Since the new release is called 0.13.1 and not 0.12.4, there has been
a breaking change. Fortunately, it’s a very trivial one that will not
affect most users: when writing test cases for futhark test
, you
no longer write empty(t)
for an empty array of element type t
,
instead you write empty([0]t)
. The motivation for this change is
that the work on size types
requires a more principled handling of empty arrays. In particular,
even though one dimension of an array is empty, that does not mean
all dimensions have to be empty. [0][2]i32
is a perfectly valid
array type, and should be distinct from [2][0]i32
.
Now, I did also add one interesting optimisation related to sum types. It turned out to have pretty small impact on most programs, but I still think it’s worth talking about, because I was unable to find anything like it in the literature. I was also unable to come up with a good name for it, so it has a pretty stupid one.
Load Sinking
Recall how sum types are represented at run-time in Futhark: the
constructor is turned into an 8-bit integer (i8
), and the payload
types are just concatenated. For example, the type
type sum = #foo i32 | #bar bool
will be represented as (i8, i32, bool)
. A pattern match
match v
case #foo x -> f x
case #bar y -> g y
is then compiled into if-then-else
:
let (c, x, y) = v
in if c == 0
then f x
else g y
So far, so good. Now, what happens if we have an array of sum
types? Well, that will turn into an array of tuples, and in Futhark,
an array-of-tuples are represented as a tuple-of-arrays for low-level
performance reasons.
Continuing the example, an array []sum
will be represented as
([]u8, []i32, []bool)
. Let’s say that the original source program
has such an array, called sums
, and is indexing that array and
performing a pattern match on the result:
let v = sums[i]
in match v
case #foo x -> f x
case #bar y -> g y
After turning sums into tuples and arrays-of-tuples into tuples-of-arrays, we obtain the following:
let c = sums_cs[i]
let x = sums_xs[i]
let y = sums_ys[i]
in if c == 0
then f x
else g y
So, what’s the problem here? We are always reading both x
and
y
, even though only one of them will ever be used! That means we
have redundant accesses to memory, and memory is slow. It can become a
significant problem when we have larger sum types with many
constructors and large payloads, even taking into account the
deduplication we do when constructors overlap in their payload type.

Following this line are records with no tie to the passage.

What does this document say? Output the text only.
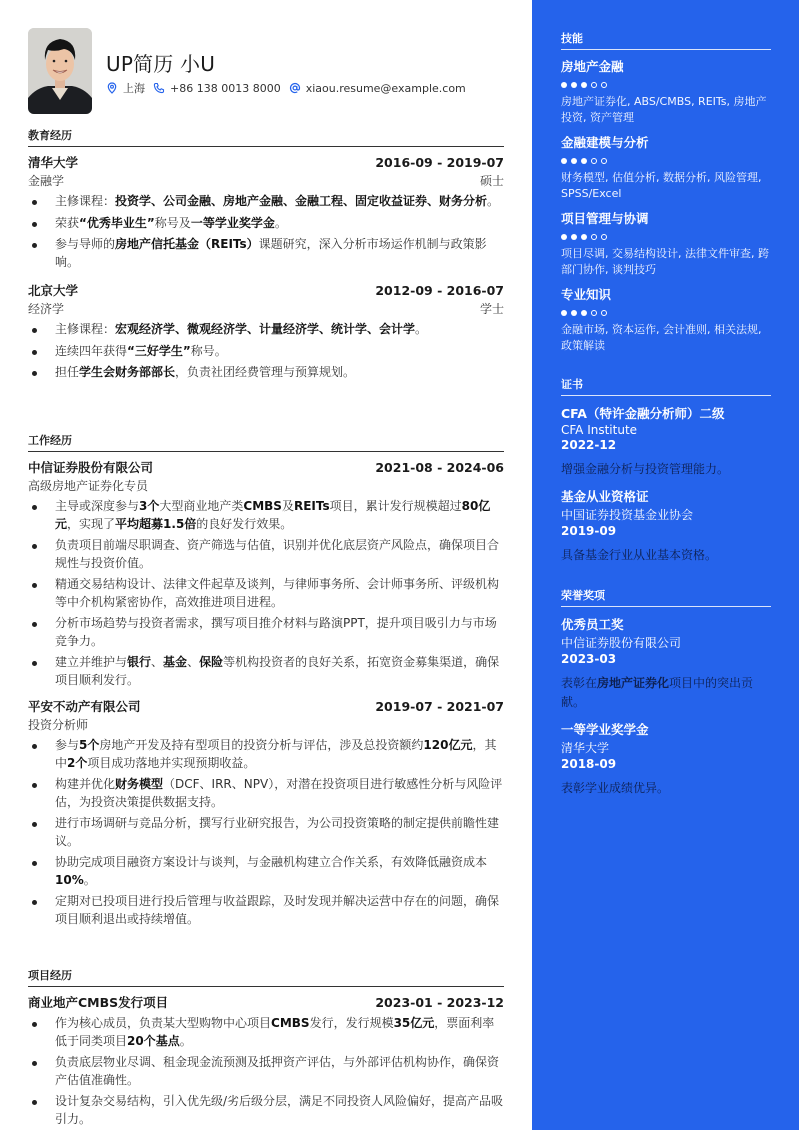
UP简历 小U
上海 +86 138 0013 8000 xiaou.resume@example.com
教育经历
清华大学	2016-09 - 2019-07
金融学	硕士
主修课程：投资学、公司金融、房地产金融、金融工程、固定收益证券、财务分析。
荣获“优秀毕业生”称号及一等学业奖学金。
参与导师的房地产信托基金（REITs）课题研究，深入分析市场运作机制与政策影响。
北京大学	2012-09 - 2016-07
经济学	学士
主修课程：宏观经济学、微观经济学、计量经济学、统计学、会计学。
连续四年获得“三好学生”称号。
担任学生会财务部部长，负责社团经费管理与预算规划。
工作经历
中信证券股份有限公司	2021-08 - 2024-06
高级房地产证券化专员
主导或深度参与3个大型商业地产类CMBS及REITs项目，累计发行规模超过80亿元，实现了平均超募1.5倍的良好发行效果。
负责项目前端尽职调查、资产筛选与估值，识别并优化底层资产风险点，确保项目合规性与投资价值。
精通交易结构设计、法律文件起草及谈判，与律师事务所、会计师事务所、评级机构等中介机构紧密协作，高效推进项目进程。
分析市场趋势与投资者需求，撰写项目推介材料与路演PPT，提升项目吸引力与市场竞争力。
建立并维护与银行、基金、保险等机构投资者的良好关系，拓宽资金募集渠道，确保项目顺利发行。
平安不动产有限公司	2019-07 - 2021-07
投资分析师
参与5个房地产开发及持有型项目的投资分析与评估，涉及总投资额约120亿元，其中2个项目成功落地并实现预期收益。
构建并优化财务模型（DCF、IRR、NPV），对潜在投资项目进行敏感性分析与风险评估，为投资决策提供数据支持。
进行市场调研与竞品分析，撰写行业研究报告，为公司投资策略的制定提供前瞻性建议。
协助完成项目融资方案设计与谈判，与金融机构建立合作关系，有效降低融资成本10%。
定期对已投项目进行投后管理与收益跟踪，及时发现并解决运营中存在的问题，确保项目顺利退出或持续增值。
项目经历
商业地产CMBS发行项目	2023-01 - 2023-12
作为核心成员，负责某大型购物中心项目CMBS发行，发行规模35亿元，票面利率低于同类项目20个基点。
负责底层物业尽调、租金现金流预测及抵押资产评估，与外部评估机构协作，确保资产估值准确性。
设计复杂交易结构，引入优先级/劣后级分层，满足不同投资人风险偏好，提高产品吸引力。
技能
房地产金融
房地产证券化, ABS/CMBS, REITs, 房地产投资, 资产管理
金融建模与分析
财务模型, 估值分析, 数据分析, 风险管理, SPSS/Excel
项目管理与协调
项目尽调, 交易结构设计, 法律文件审查, 跨部门协作, 谈判技巧
专业知识
金融市场, 资本运作, 会计准则, 相关法规, 政策解读
证书
CFA（特许金融分析师）二级
CFA Institute
2022-12
增强金融分析与投资管理能力。
基金从业资格证
中国证券投资基金业协会
2019-09
具备基金行业从业基本资格。
荣誉奖项
优秀员工奖
中信证券股份有限公司
2023-03
表彰在房地产证券化项目中的突出贡献。
一等学业奖学金
清华大学
2018-09
表彰学业成绩优异。
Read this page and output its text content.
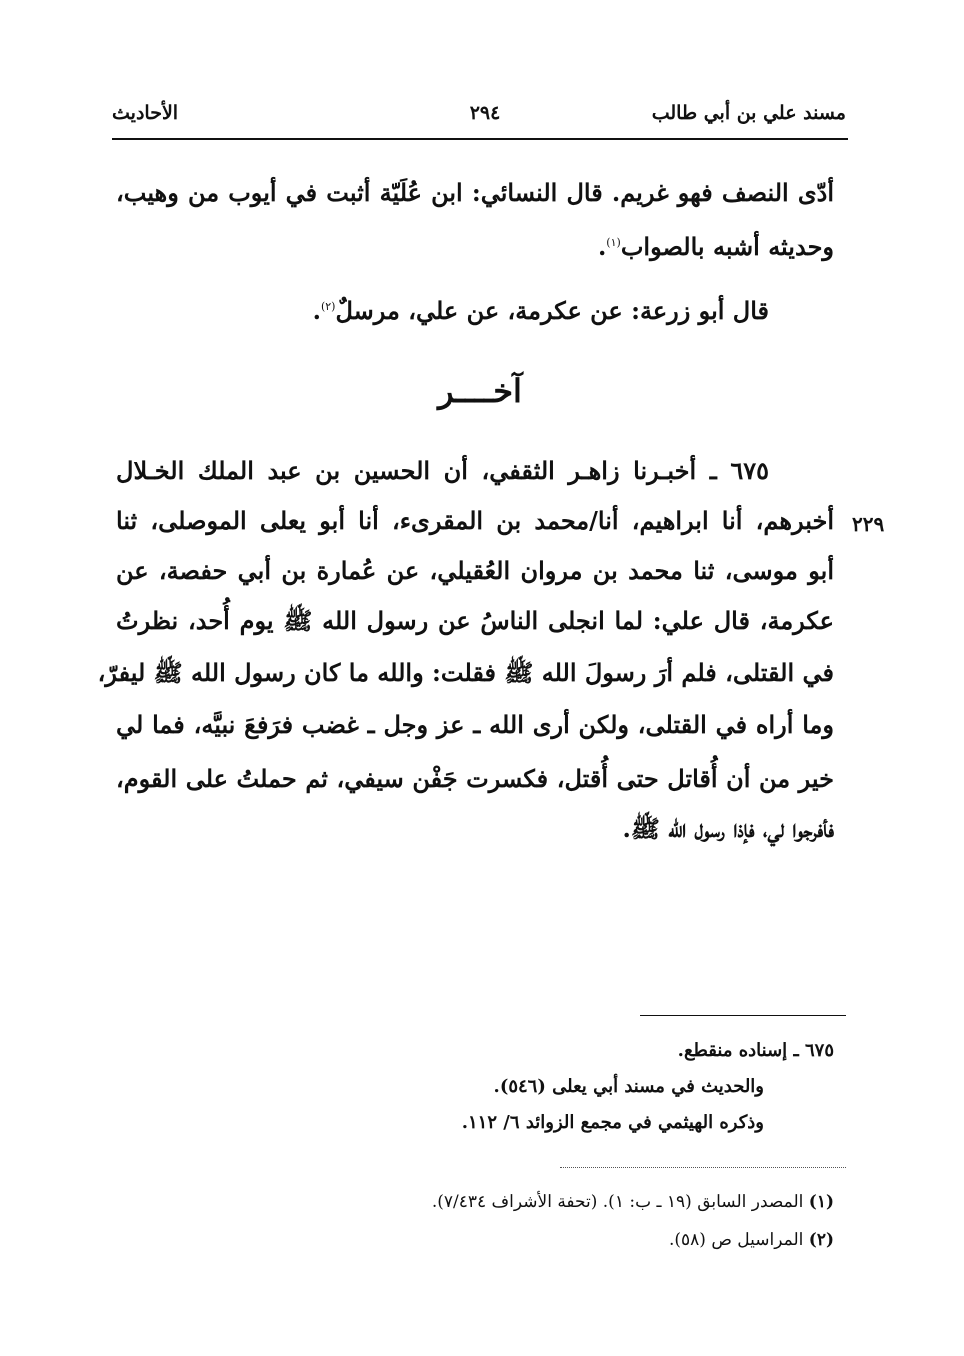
مسند علي بن أبي طالب
٢٩٤
الأحاديث
أدّى النصف فهو غريم. قال النسائي: ابن عُلَيّة أثبت في أيوب من وهيب،
وحديثه أشبه بالصواب$^{(١)}$.
قال أبو زرعة: عن عكرمة، عن علي، مرسلٌ$^{(٢)}$.
آخــــر
٢٢٩
٦٧٥ ـ أخبـرنا زاهـر الثقفي، أن الحسين بن عبد الملك الخـلال
أخبرهم، أنا ابراهيم، أنا/محمد بن المقرىء، أنا أبو يعلى الموصلى، ثنا
أبو موسى، ثنا محمد بن مروان العُقيلي، عن عُمارة بن أبي حفصة، عن
عكرمة، قال علي: لما انجلى الناسُ عن رسول الله ﷺ يوم أُحد، نظرتُ
في القتلى، فلم أرَ رسولَ الله ﷺ فقلت: والله ما كان رسول الله ﷺ ليفرّ،
وما أراه في القتلى، ولكن أرى الله ـ عز وجل ـ غضب فرَفعَ نبيَّه، فما لي
خير من أن أُقاتل حتى أُقتل، فكسرت جَفْن سيفي، ثم حملتُ على القوم،
فأفرجوا لي، فإذا رسول الله ﷺ.
٦٧٥ ـ إسناده منقطع.
والحديث في مسند أبي يعلى (٥٤٦).
وذكره الهيثمي في مجمع الزوائد ٦/ ١١٢.
(١) المصدر السابق (١٩ ـ ب: ١). (تحفة الأشراف ٧/٤٣٤).
(٢) المراسيل ص (٥٨).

In particular, this pattern is almost guaranteed to occur when
map
ing across an array of sum types.
The solution I came up with is an optimisation I call “sinking”

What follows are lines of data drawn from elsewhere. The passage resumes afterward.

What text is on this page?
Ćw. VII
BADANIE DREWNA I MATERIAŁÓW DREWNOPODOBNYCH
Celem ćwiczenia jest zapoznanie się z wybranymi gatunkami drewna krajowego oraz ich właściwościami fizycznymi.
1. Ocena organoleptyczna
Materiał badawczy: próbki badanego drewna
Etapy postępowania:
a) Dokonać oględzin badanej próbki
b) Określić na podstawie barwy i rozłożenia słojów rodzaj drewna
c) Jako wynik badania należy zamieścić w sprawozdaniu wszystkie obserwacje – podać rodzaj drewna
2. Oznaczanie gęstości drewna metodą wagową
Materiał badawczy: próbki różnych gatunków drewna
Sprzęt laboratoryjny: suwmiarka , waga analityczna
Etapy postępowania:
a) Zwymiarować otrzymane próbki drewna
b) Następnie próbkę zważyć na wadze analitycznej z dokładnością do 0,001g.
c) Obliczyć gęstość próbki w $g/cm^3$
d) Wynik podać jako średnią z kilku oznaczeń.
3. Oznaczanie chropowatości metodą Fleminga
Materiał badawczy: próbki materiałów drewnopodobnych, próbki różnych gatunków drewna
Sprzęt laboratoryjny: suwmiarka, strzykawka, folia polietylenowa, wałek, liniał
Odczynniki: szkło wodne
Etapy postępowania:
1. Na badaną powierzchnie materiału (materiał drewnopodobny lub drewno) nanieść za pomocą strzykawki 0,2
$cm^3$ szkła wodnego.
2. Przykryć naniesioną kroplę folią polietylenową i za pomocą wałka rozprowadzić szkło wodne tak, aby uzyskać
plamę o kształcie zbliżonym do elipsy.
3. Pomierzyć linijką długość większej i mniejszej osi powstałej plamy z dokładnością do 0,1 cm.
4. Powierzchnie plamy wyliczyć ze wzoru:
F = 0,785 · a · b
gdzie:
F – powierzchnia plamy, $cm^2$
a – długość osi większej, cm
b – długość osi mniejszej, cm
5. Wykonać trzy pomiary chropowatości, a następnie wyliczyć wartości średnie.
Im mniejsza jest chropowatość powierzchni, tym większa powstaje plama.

because it is the opposite of hoisting.
Basically, for each instance of array indexing in the program, I check
whether the result of the indexing is only used inside a later
occurring if
branch. If so, I move the index operation inside the
branch. Applied to the program above, it produces:
let c = sums_cs[i]
in if c == 0
then let x = sums_xs[i]
in f x
else let y = sums_ys[i]
in g y
The program that motivated this optimisation was a ray tracer I worked on that contains arrays of relatively large sum types (the objects in the scene) that each desugar to over a dozen values. Unfortunately, while the optimisation had impact on contrived benchmarks, the ray tracer was mostly unaffected. I suspect two reasons:
- Our deduplication is quite good, so most values (e.g. the bounding
box and material of the object) is used in all branches of the
case
. - The ray tracer performs so many other memory accesses anyway, and is bottlenecked by other things.
Oh well. Some day, someone may write a program that would have been slightly slower if not for this optimisation.